Het plan vloeit voort uit een motie van de Duitse parlementariër Bernd Fabritius uit 2016, die constateerde dat waar de rechtsstaat niet sterk is, ook de regels rond de beroepsuitoefening van de advocatuur worden beperkt.
Maar advocaten zijn wél nodig om het recht op een eerlijk proces (artikel 6 EVRM) te verwezenlijken. Dat vindt niet alleen het Straatsburgse Hof voor de Rechten van de Mens. Ook het Comité van Ministers (ministers van Buitenlandse Zaken van alle 47 aangesloten landen) benadrukte in 2000 al dat advocaten hun werk ongehinderd moeten kunnen doen, in de zogeheten aanbeveling R2000(21). Criteria voor de beroepsuitoefening werden in 1990 ook al gedefinieerd in de Basic Principles on the Role of Lawyers van de Verenigde Naties. Maar dat is allemaal soft law – zonder bindend effect – en bovendien een afgeleide van de rechten van de cliënt.
‘Dat hierover binnen de Raad wordt gedebatteerd legt al de vinger op de wonde,’ zegt Sabien Lahaye-Battheu, advocaat en parlementariër voor de Belgische Open Vlaamse Liberalen en Democraten. Lahaye-Battheu rapporteerde vorige maand aan de Raad over de werkomstandigheden van advocaten. Bedreigingen, vervolgingen en geweld tegen advocaten namen de laatste jaren toe, vooral in Turkije en in voormalige Oostbloklanden als Azerbeidjan, de Russische Federatie en Oekraïne. Andere vormen van tegenwerking zijn arbitraire huiszoekingen waarbij vertrouwelijke dossiers in beslag worden genomen of het oproepen van advocaten als getuige in zaken tegen de eigen cliënt. ‘Het verschil met bestaande teksten is dat een nieuw verdrag bindend zal zijn,’ zegt Lahaye-Battheu. ‘Dus als een advocaat bijvoorbeeld geen toegang krijgt tot zijn cliënt, zal hij zijn land op basis van dit verdrag kunnen aanklagen. Bij schendingen zou je kunnen denken aan het opleggen van maatregelen of een dwangsom door het Hof in Straatsburg.’
Daarnaast pleit Lahaye-Battheu voor een waarschuwingsmechanisme, zoals het Platform voor de Bescherming van Journalistiek en de Veiligheid van Journalisten. Partners van dit platform kunnen een melding doen als een journalist wordt lastiggevallen of bedreigd; de betreffende staat is dan verplicht daarop te reageren.

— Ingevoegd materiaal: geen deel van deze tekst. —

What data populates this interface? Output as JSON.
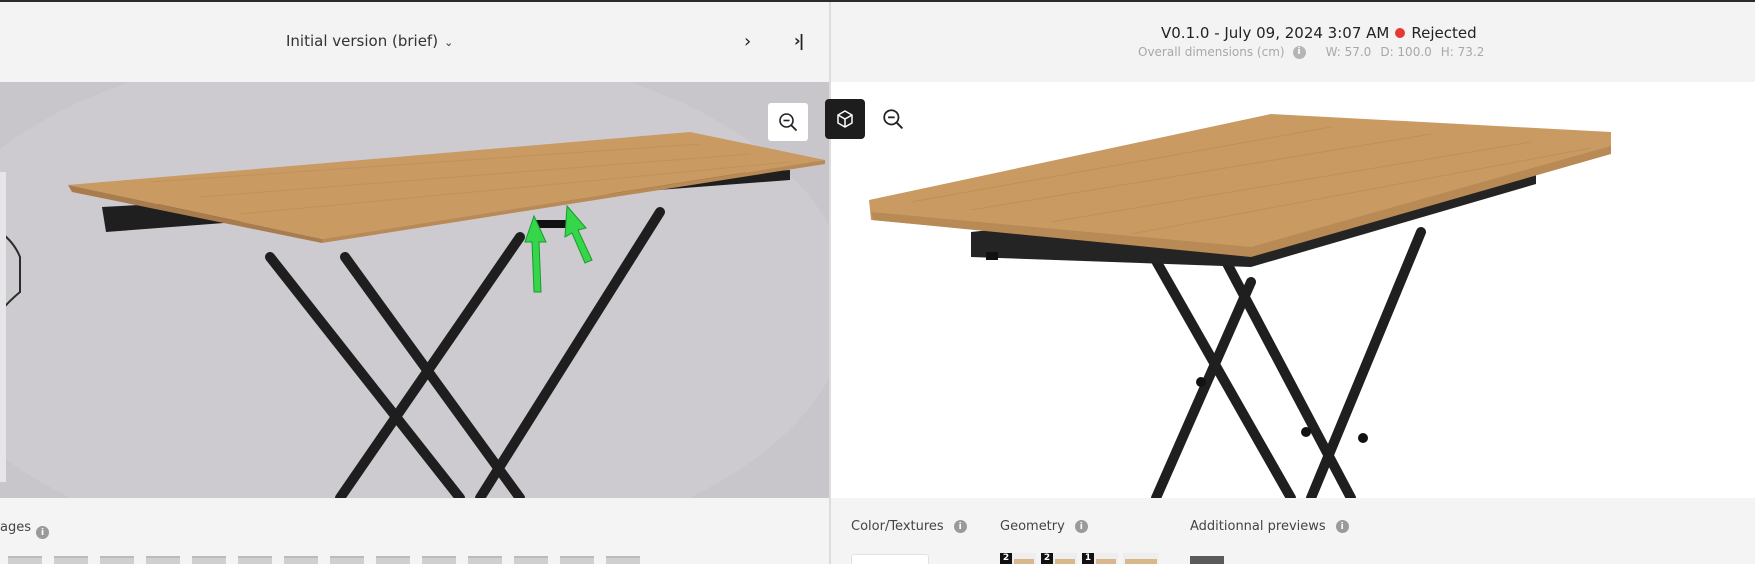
{
  "left": {
    "version_select": "Initial version (brief)",
    "chevron_glyph": "⌄",
    "next_glyph": "›",
    "last_glyph": "›|",
    "reference_label": "ages"
  },
  "right": {
    "version": "V0.1.0 - July 09, 2024 3:07 AM",
    "status": "Rejected",
    "dimensions_label": "Overall dimensions (cm)",
    "width": "W: 57.0",
    "depth": "D: 100.0",
    "height": "H: 73.2",
    "sections": {
      "color_textures": "Color/Textures",
      "geometry": "Geometry",
      "additional_previews": "Additionnal previews"
    },
    "geometry_badges": [
      "2",
      "2",
      "1"
    ]
  },
  "info_glyph": "i",
  "colors": {
    "status_red": "#e53935",
    "wood": "#c99a62",
    "frame": "#1e1e1e"
  }
}
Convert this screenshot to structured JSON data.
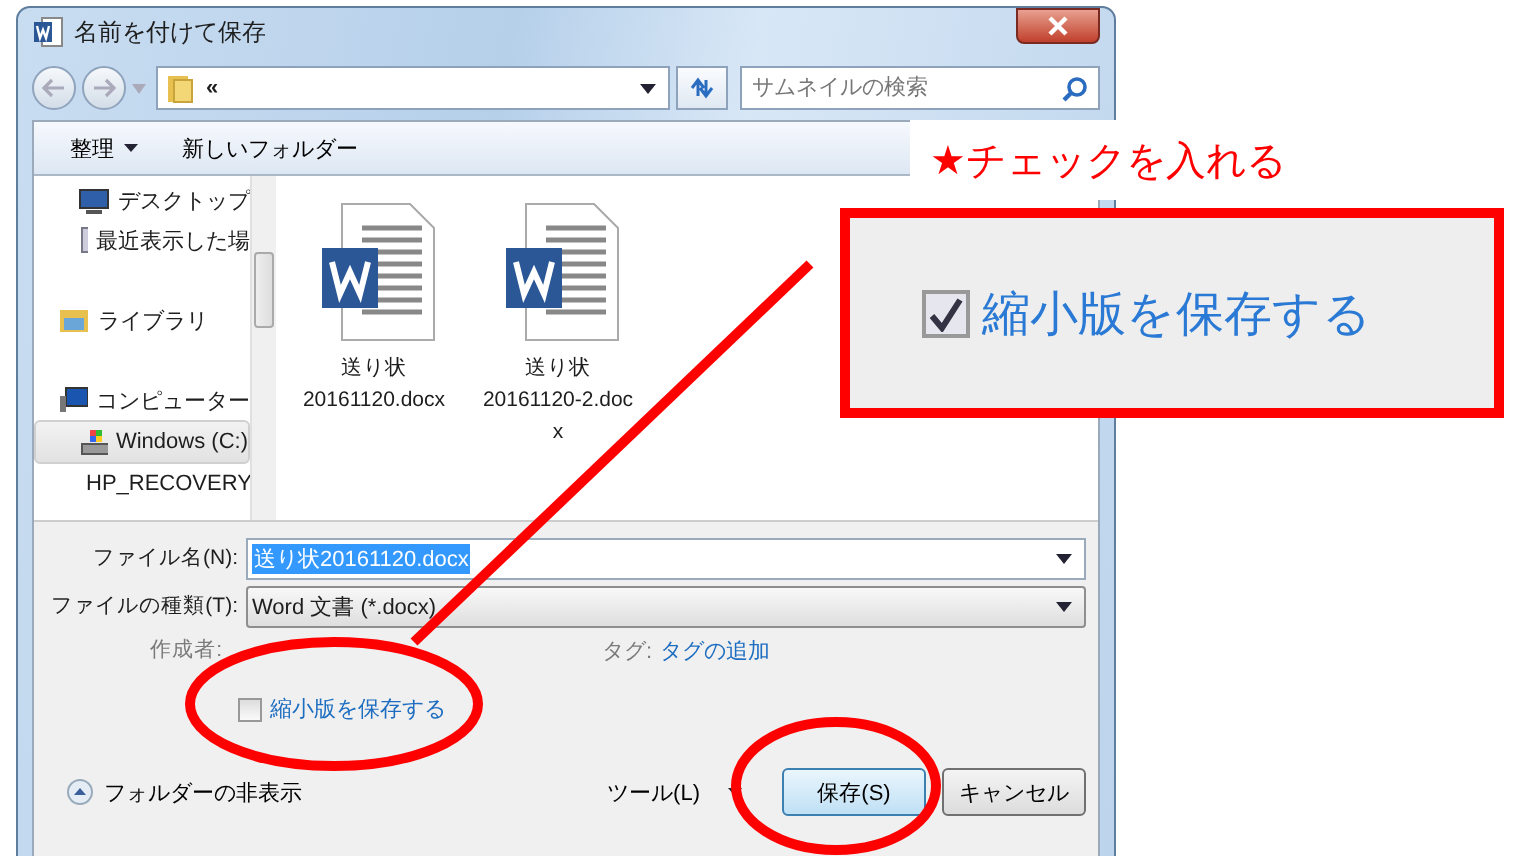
{
  "window": {
    "title": "名前を付けて保存"
  },
  "address_bar": {
    "path": "«"
  },
  "search": {
    "placeholder": "サムネイルの検索"
  },
  "toolbar": [
    {
      "label": "整理",
      "dropdown": true
    },
    {
      "label": "新しいフォルダー",
      "dropdown": false
    }
  ],
  "sidebar": {
    "sections": [
      {
        "items": [
          {
            "label": "デスクトップ",
            "kind": "desktop",
            "selected": false
          },
          {
            "label": "最近表示した場",
            "kind": "recent",
            "selected": false
          }
        ]
      },
      {
        "items": [
          {
            "label": "ライブラリ",
            "kind": "library",
            "selected": false
          }
        ]
      },
      {
        "items": [
          {
            "label": "コンピューター",
            "kind": "computer",
            "selected": false
          },
          {
            "label": "Windows (C:)",
            "kind": "drive",
            "selected": true
          },
          {
            "label": "HP_RECOVERY",
            "kind": "disk",
            "selected": false
          }
        ]
      }
    ]
  },
  "files": [
    {
      "name_lines": [
        "送り状",
        "20161120.docx"
      ]
    },
    {
      "name_lines": [
        "送り状",
        "20161120-2.doc",
        "x"
      ]
    }
  ],
  "form": {
    "filename": {
      "label": "ファイル名(N):",
      "value": "送り状20161120.docx",
      "highlighted": true
    },
    "filetype": {
      "label": "ファイルの種類(T):",
      "value": "Word 文書 (*.docx)"
    },
    "author": {
      "label": "作成者:"
    },
    "tags": {
      "label": "タグ:",
      "value": "タグの追加"
    },
    "thumbnail": {
      "label": "縮小版を保存する",
      "checked": false
    }
  },
  "footer": {
    "hide_folders": "フォルダーの非表示",
    "tools": "ツール(L)",
    "buttons": [
      {
        "label": "保存(S)",
        "default": true
      },
      {
        "label": "キャンセル",
        "default": false
      }
    ]
  },
  "annotation": {
    "note": "★チェックを入れる",
    "callout": {
      "label": "縮小版を保存する",
      "checked": true
    }
  }
}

‘Aanvankelijk twijfelden we over het nut van zo’n platform,’ zegt Ricardo Gutierrez, voorzitter van de Europese Federatie van Journalisten (EFJ), waarbij zeventig vakbonden uit 44 landen zijn aangesloten. ‘Nu, drie jaar later, zijn we er heel blij mee. Het is een fantastische manier om impact te maken op regeringen, wat voorheen nooit goed lukte. En het helpt om een sterke coalitie te vormen met andere leden van het platform. Ook lukte het om in sommige landen, zoals Slovenië, de wet aan te passen.’
Je moet wel uitkijken dat een nieuw verdrag niet leidt tot heronderhandeling over bestaande verdragen, waarschuwt Lawyers for Lawyers-voorzitter Phon van den Biesen. ‘Wat zou er gebeuren als je vandaag het Verdrag voor de Rechten van de Mens zou bedenken? Je weet: het verdrag wat we nu hebben, krijgen we nooit meer. Want veel landen hebben er last van. Neem Turkije en Rusland, de grootste “klanten” van het hof, die ook meestal in het ongelijk worden gesteld.’
Het nieuwe verdrag moet dus, bijvoorbeeld in een preambule, uitgaan van de regels ter bescherming van het recht op een eerlijk proces van de cliënt. ‘Schrijf dat eerst maar eens op. En laat dat dan het beginpunt zijn.’
De bal ligt nu bij het Comité van Ministers van Buitenlandse Zaken, dat binnen zes maanden een besluit moet nemen.